Abortion Screening and Risk Factors for Problems After Abortion

Springfield, IL (April 23, 2004) – A law review article published in the latest issue of The Journal of Contemporary Health Law and Policy concludes that the number of women suffering abortion-related injuries can be dramatically reduced through better pre-abortion screening. The study includes an analysis of 63 medical studies identifying predictive risk factors for negative psychological reactions to abortion.1

According to the review’s author, biomedical ethicist Dr. David Reardon, most abortion clinics fail to screen for even the best known risk factors. He prefaces his explanation for this failure with a citation to a New York Times article examining how tough competition in the abortion industry has led to extreme cost-cutting measures. Times reporter Gina Kolata found that if the cost of abortion had kept pace with the cost of other health care services, a typical first-trimester abortion would cost around $2,250 today. Instead, the cost is around $300-about the same as was charged in 1973.

“It appears that the cost of providing abortions has been kept low because individualized pre-abortion screening and counseling has been eliminated,” Reardon said. “Instead of receiving personalized counseling, women face a brief, ‘one-size-fits-all’ intake process. By means of this ‘assembly-line’ processing, women are more efficiently slotted into tight surgical schedules.
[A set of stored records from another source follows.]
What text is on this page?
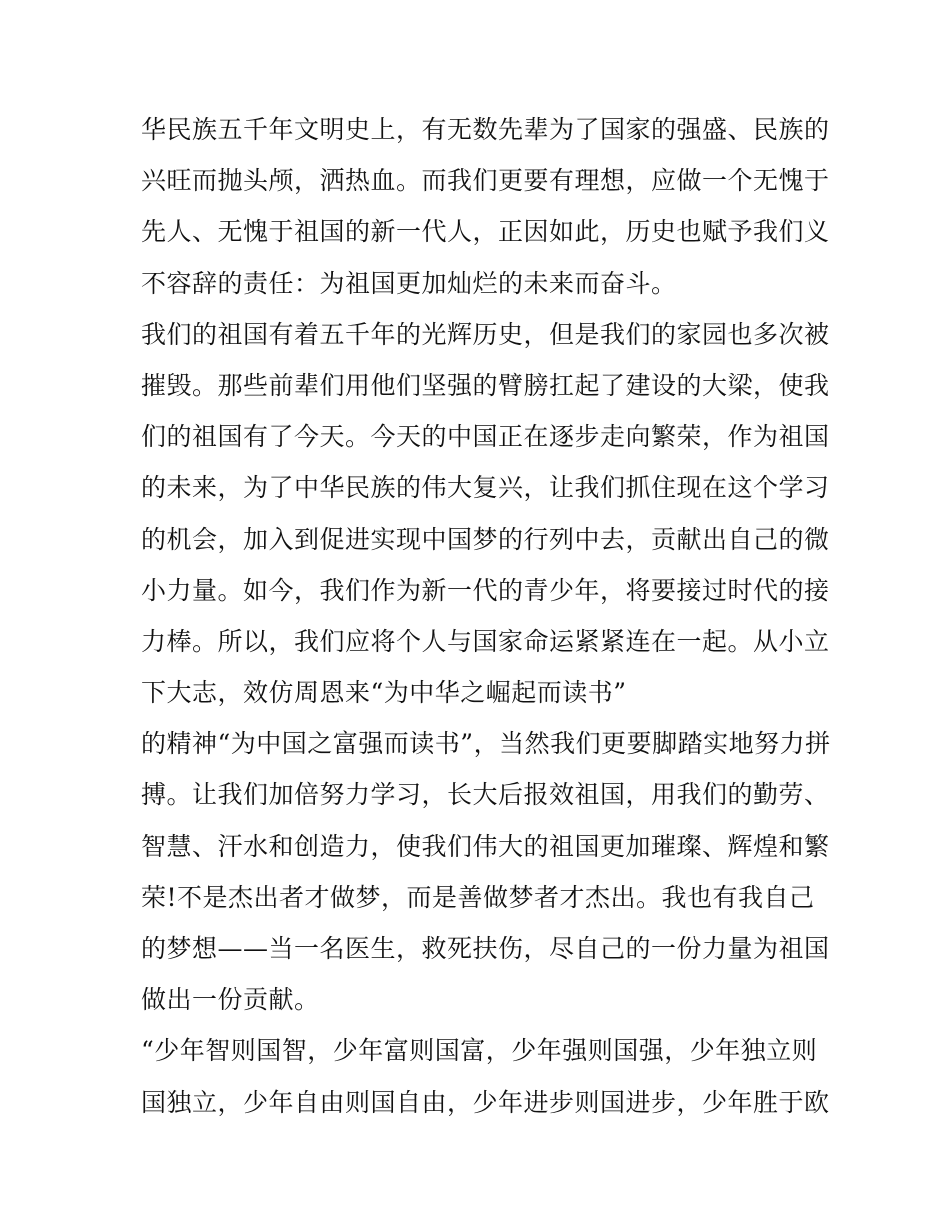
华民族五千年文明史上，有无数先辈为了国家的强盛、民族的
兴旺而抛头颅，洒热血。而我们更要有理想，应做一个无愧于
先人、无愧于祖国的新一代人，正因如此，历史也赋予我们义
不容辞的责任：为祖国更加灿烂的未来而奋斗。
我们的祖国有着五千年的光辉历史，但是我们的家园也多次被
摧毁。那些前辈们用他们坚强的臂膀扛起了建设的大梁，使我
们的祖国有了今天。今天的中国正在逐步走向繁荣，作为祖国
的未来，为了中华民族的伟大复兴，让我们抓住现在这个学习
的机会，加入到促进实现中国梦的行列中去，贡献出自己的微
小力量。如今，我们作为新一代的青少年，将要接过时代的接
力棒。所以，我们应将个人与国家命运紧紧连在一起。从小立
下大志，效仿周恩来“为中华之崛起而读书”
的精神“为中国之富强而读书”，当然我们更要脚踏实地努力拼
搏。让我们加倍努力学习，长大后报效祖国，用我们的勤劳、
智慧、汗水和创造力，使我们伟大的祖国更加璀璨、辉煌和繁
荣!不是杰出者才做梦，而是善做梦者才杰出。我也有我自己
的梦想——当一名医生，救死扶伤，尽自己的一份力量为祖国
做出一份贡献。
“少年智则国智，少年富则国富，少年强则国强，少年独立则
国独立，少年自由则国自由，少年进步则国进步，少年胜于欧
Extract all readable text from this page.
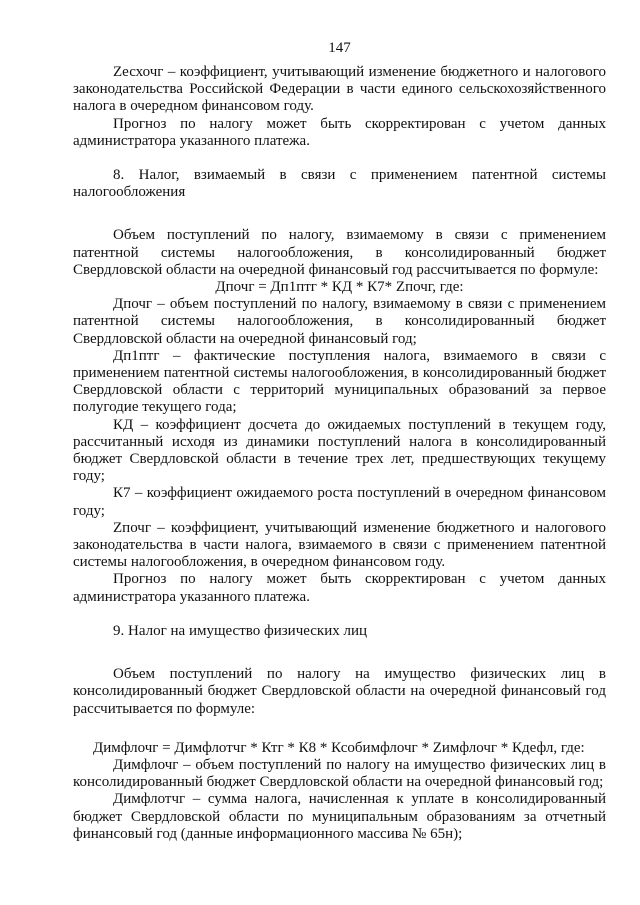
147

Zесхочг – коэффициент, учитывающий изменение бюджетного и налогового законодательства Российской Федерации в части единого сельскохозяйственного налога в очередном финансовом году.

Прогноз по налогу может быть скорректирован с учетом данных администратора указанного платежа.

8. Налог, взимаемый в связи с применением патентной системы налогообложения

Объем поступлений по налогу, взимаемому в связи с применением патентной системы налогообложения, в консолидированный бюджет Свердловской области на очередной финансовый год рассчитывается по формуле:

Дпочг = Дп1птг * КД * К7* Zпочг, где:

Дпочг – объем поступлений по налогу, взимаемому в связи с применением патентной системы налогообложения, в консолидированный бюджет Свердловской области на очередной финансовый год;

Дп1птг – фактические поступления налога, взимаемого в связи с применением патентной системы налогообложения, в консолидированный бюджет Свердловской области с территорий муниципальных образований за первое полугодие текущего года;

КД – коэффициент досчета до ожидаемых поступлений в текущем году, рассчитанный исходя из динамики поступлений налога в консолидированный бюджет Свердловской области в течение трех лет, предшествующих текущему году;

К7 – коэффициент ожидаемого роста поступлений в очередном финансовом году;

Zпочг – коэффициент, учитывающий изменение бюджетного и налогового законодательства в части налога, взимаемого в связи с применением патентной системы налогообложения, в очередном финансовом году.

Прогноз по налогу может быть скорректирован с учетом данных администратора указанного платежа.

9. Налог на имущество физических лиц

Объем поступлений по налогу на имущество физических лиц в консолидированный бюджет Свердловской области на очередной финансовый год рассчитывается по формуле:

Димфлочг = Димфлотчг * Ктг * К8 * Ксобимфлочг * Zимфлочг * Кдефл, где:

Димфлочг – объем поступлений по налогу на имущество физических лиц в консолидированный бюджет Свердловской области на очередной финансовый год;

Димфлотчг – сумма налога, начисленная к уплате в консолидированный бюджет Свердловской области по муниципальным образованиям за отчетный финансовый год (данные информационного массива № 65н);
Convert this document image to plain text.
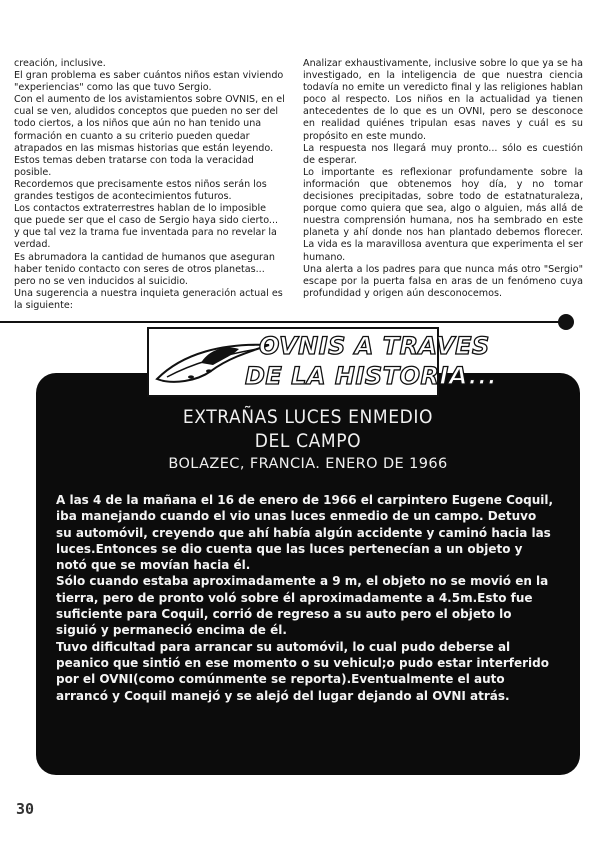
creación, inclusive.

El gran problema es saber cuántos niños estan viviendo "experiencias" como las que tuvo Sergio.

Con el aumento de los avistamientos sobre OVNIS, en el cual se ven, aludidos conceptos que pueden no ser del todo ciertos, a los niños que aún no han tenido una formación en cuanto a su criterio pueden quedar atrapados en las mismas historias que están leyendo.

Estos temas deben tratarse con toda la veracidad posible.

Recordemos que precisamente estos niños serán los grandes testigos de acontecimientos futuros.

Los contactos extraterrestres hablan de lo imposible que puede ser que el caso de Sergio haya sido cierto... y que tal vez la trama fue inventada para no revelar la verdad.

Es abrumadora la cantidad de humanos que aseguran haber tenido contacto con seres de otros planetas... pero no se ven inducidos al suicidio.

Una sugerencia a nuestra inquieta generación actual es la siguiente:

Analizar exhaustivamente, inclusive sobre lo que ya se ha investigado, en la inteligencia de que nuestra ciencia todavía no emite un veredicto final y las religiones hablan poco al respecto. Los niños en la actualidad ya tienen antecedentes de lo que es un OVNI, pero se desconoce en realidad quiénes tripulan esas naves y cuál es su propósito en este mundo.

La respuesta nos llegará muy pronto... sólo es cuestión de esperar.

Lo importante es reflexionar profundamente sobre la información que obtenemos hoy día, y no tomar decisiones precipitadas, sobre todo de estatnaturaleza, porque como quiera que sea, algo o alguien, más allá de nuestra comprensión humana, nos ha sembrado en este planeta y ahí donde nos han plantado debemos florecer. La vida es la maravillosa aventura que experimenta el ser humano.

Una alerta a los padres para que nunca más otro "Sergio" escape por la puerta falsa en aras de un fenómeno cuya profundidad y origen aún desconocemos.

EXTRAÑAS LUCES ENMEDIO
DEL CAMPO
BOLAZEC, FRANCIA. ENERO DE 1966

A las 4 de la mañana el 16 de enero de 1966 el carpintero Eugene Coquil, iba manejando cuando el vio unas luces enmedio de un campo. Detuvo su automóvil, creyendo que ahí había algún accidente y caminó hacia las luces.Entonces se dio cuenta que las luces pertenecían a un objeto y notó que se movían hacia él.

Sólo cuando estaba aproximadamente a 9 m, el objeto no se movió en la tierra, pero de pronto voló sobre él aproximadamente a 4.5m.Esto fue suficiente para Coquil, corrió de regreso a su auto pero el objeto lo siguió y permaneció encima de él.

Tuvo dificultad para arrancar su automóvil, lo cual pudo deberse al peanico que sintió en ese momento o su vehicul;o pudo estar interferido por el OVNI(como comúnmente se reporta).Eventualmente el auto arrancó y Coquil manejó y se alejó del lugar dejando al OVNI atrás.

OVNIS A TRAVES
DE LA HISTORIA...
30
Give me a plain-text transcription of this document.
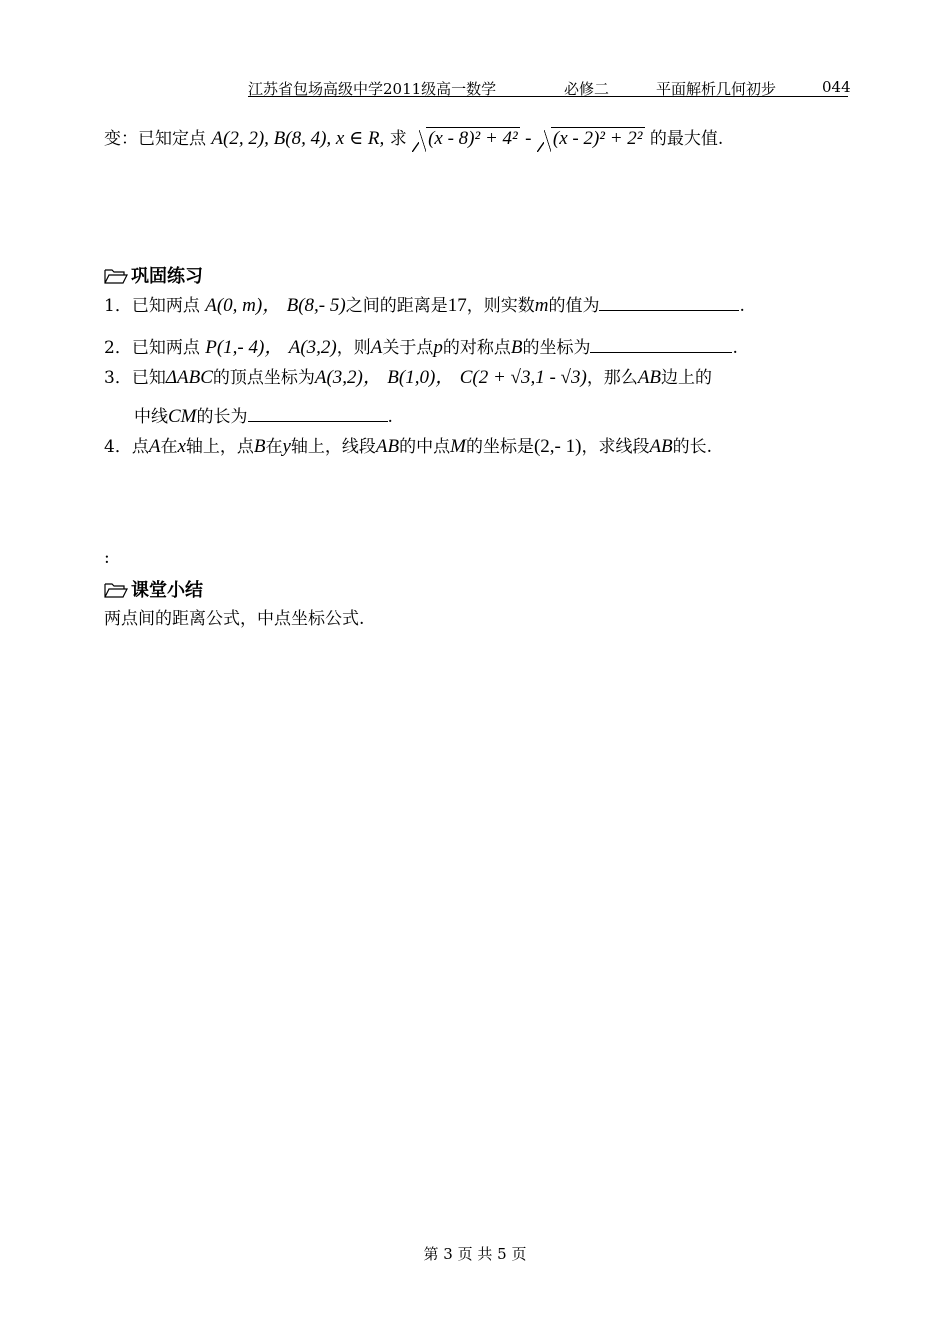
江苏省包场高级中学2011级高一数学	必修二	平面解析几何初步	044
变：已知定点 A(2, 2), B(8, 4), x ∈ R, 求 (x - 8)² + 4² - (x - 2)² + 2² 的最大值.
巩固练习
1．已知两点 A(0, m)， B(8,- 5)之间的距离是17，则实数m的值为	.
2．已知两点 P(1,- 4)， A(3,2)，则A关于点p的对称点B的坐标为	.
3．已知ΔABC的顶点坐标为A(3,2)， B(1,0)， C(2 + √3,1 - √3)，那么AB边上的
中线CM的长为	.
4．点A在x轴上，点B在y轴上，线段AB的中点M的坐标是(2,- 1)，求线段AB的长.
:
课堂小结
两点间的距离公式，中点坐标公式.
第 3 页 共 5 页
But it also means that those women are being exposed to unwanted abortions plus significant post-abortion issues and risks.”

Research suggests that most abortions are unwanted or coerced, with one survey of women who had abortions finding that 64 percent said they felt pressured by others to abort and nearly 80 percent said they did not receive the counseling they needed to make a decision — even though more than half said they felt rushed or uncertain about the abortion. Studies have also linked abortion to higher rates of substance abuse, suicide, depression, and psychiatric illness.

While Reardon believes more research into abortion complications should still be done, he says that the existing research has identified key risk factors for reliably identifying those women who are at greatest risk of the most severe negative reactions. These risk factors include being pressured by others to abort, adolescence, moral beliefs against abortion or a desire to have the baby, a previous history of trauma or abuse, prior mental illness and lack of social support.

Holding clinics to basic standards of medical care and screening for known risk factors will spare many women from unwanted, coerced or forced abortions. Furthermore, information about risks can help women being pressured by others to abort. In many cases, counselors would be required to intervene and to communicate to those pushing for the abortion the known risk factors and why they should support the woman’s desire to carry her baby to term.

“The courts must at the very least support these efforts to protect women’s rights to be free from unnecessary, unwanted, risky and traumatic abortions that also endanger the health and lives of women,” Reardon said. “No doctor has a right, much less a duty, to perform a contraindicated abortion, especially when the woman hasn’t even been fully informed and told that she is at a much greater risk of suffering negative reactions.

“Any court that upheld such a distorted right would set a precedent that would undermine the basis of all medical ethics. Even those judges who are most protective of easy access to abortion are unlikely to put the profit margins of the abortion industry ahead of the welfare of women.”

Citations

1. David C. Reardon, “The Duty to Screen: Clinical, Legal and Ethical Implications of Predictive Risk Factors of Post-Abortion Maladjustment,” The Journal of Contemporary Health Law & Policy, 2003; 20(1):33-114.

2. Gina Kolata, “As Abortion Rate Decreases, Clinics Compete for Patients,” New York Times, Dec. 30, 2000, A13.